If you’re like most people, you’ve heard at least one of these revocable living trust myths. Today, we set the record straight. But, if you have further questions or wonder whether a revocable living trust is right for you, be sure to consult a qualified estate planning attorney.
MYTH: A revocable living trust provides asset protection.
FACT: By creating trust shares for your beneficiaries, you can give their inheritances with asset protection that you can’t get for yourself without taking your assets off shore. During your lifetime, you cannot use a revocable living trust to create asset protection for your own assets.
MYTH: A revocable living trust always avoids probate.
FACT: A revocable living trust avoids probate only for those assets owned by the trust. In other words, your assets must be funded into your trust to avoid probate. Assets own in your individual name guarantee probate even if you have a trust.
MYTH: A revocable living trust is only for the wealthy.
FACT: Revocable living trusts benefit most people. Benefits include incapacity planning, pet planning, special needs beneficiary planning, asset protection for beneficiaries, federal estate tax savings for married couples, and probate avoidance.
These trusts are easy to set up and simple to administer.
MYTH: A revocable living trust eliminates all of the work after you die.
FACT: While a revocable living trust lessens the work to be done after you die, it does not eliminate it completely.
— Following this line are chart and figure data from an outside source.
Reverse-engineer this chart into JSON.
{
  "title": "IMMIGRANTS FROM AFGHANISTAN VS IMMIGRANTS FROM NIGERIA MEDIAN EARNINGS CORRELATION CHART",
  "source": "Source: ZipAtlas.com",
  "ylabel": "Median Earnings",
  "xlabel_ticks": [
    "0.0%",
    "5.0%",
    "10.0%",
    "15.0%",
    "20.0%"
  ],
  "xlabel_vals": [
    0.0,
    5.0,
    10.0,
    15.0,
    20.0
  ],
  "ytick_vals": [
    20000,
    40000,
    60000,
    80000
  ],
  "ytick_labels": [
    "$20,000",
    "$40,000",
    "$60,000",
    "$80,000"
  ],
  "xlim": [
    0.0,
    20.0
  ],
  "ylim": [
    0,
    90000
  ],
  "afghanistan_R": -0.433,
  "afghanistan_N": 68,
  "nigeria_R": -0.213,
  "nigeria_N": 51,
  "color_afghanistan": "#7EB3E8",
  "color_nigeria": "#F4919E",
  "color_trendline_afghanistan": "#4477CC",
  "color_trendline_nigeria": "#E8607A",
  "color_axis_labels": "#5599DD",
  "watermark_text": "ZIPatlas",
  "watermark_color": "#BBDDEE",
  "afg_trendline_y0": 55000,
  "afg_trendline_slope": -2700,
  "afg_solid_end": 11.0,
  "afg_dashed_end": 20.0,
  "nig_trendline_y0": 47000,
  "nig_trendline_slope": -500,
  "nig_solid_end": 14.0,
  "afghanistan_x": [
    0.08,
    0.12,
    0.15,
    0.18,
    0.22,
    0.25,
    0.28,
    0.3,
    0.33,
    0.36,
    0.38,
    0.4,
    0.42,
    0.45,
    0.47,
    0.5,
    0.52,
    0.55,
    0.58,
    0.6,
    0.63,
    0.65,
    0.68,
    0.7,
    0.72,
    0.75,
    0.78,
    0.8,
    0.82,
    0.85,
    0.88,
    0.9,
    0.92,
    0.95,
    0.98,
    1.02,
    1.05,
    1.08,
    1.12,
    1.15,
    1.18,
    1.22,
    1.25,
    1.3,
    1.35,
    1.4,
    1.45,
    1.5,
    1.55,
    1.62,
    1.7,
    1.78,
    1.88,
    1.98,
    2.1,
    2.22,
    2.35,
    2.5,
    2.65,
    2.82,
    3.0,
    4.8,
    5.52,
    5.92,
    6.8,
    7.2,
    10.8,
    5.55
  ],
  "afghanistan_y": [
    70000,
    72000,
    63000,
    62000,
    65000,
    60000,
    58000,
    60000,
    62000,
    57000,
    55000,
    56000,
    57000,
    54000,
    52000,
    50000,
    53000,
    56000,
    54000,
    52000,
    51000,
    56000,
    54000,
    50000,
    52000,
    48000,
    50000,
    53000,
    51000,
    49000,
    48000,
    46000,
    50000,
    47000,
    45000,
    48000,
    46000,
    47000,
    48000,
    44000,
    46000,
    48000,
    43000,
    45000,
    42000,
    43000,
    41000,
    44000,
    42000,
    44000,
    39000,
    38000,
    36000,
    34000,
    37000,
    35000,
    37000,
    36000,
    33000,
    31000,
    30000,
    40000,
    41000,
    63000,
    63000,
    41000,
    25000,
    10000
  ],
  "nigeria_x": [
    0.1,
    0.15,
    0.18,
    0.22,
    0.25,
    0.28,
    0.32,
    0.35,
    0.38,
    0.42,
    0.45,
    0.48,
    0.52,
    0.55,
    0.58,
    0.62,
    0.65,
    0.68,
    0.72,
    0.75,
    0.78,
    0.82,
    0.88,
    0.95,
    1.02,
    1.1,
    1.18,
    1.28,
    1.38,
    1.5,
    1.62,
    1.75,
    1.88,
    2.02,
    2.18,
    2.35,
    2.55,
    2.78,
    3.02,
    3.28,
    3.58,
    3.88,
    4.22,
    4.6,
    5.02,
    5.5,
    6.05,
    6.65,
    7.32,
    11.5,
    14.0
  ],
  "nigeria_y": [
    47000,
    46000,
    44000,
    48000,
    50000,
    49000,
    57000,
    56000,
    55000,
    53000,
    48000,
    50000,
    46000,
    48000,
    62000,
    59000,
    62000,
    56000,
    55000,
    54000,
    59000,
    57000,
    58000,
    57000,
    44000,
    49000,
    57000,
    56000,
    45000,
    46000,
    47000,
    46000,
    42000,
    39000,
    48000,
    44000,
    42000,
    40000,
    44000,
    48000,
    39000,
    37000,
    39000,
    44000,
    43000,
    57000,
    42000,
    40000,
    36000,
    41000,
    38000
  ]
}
A trust is not a magical legal document that jumps up and pays last bills, manages investments, maintains and sells real estate, files appropriate tax returns, and distributes assets to trust shares for beneficiaries. The trustee does all that.
MYTH: A revocable living trust saves federal estate taxes for everyone.
FACT: For an unmarried individual, a revocable living trust does not offer reduced federal estate taxes. For a married couple, a trust can make full use of each spouse’s lifetime unified credit which reduces the federal estate tax bill.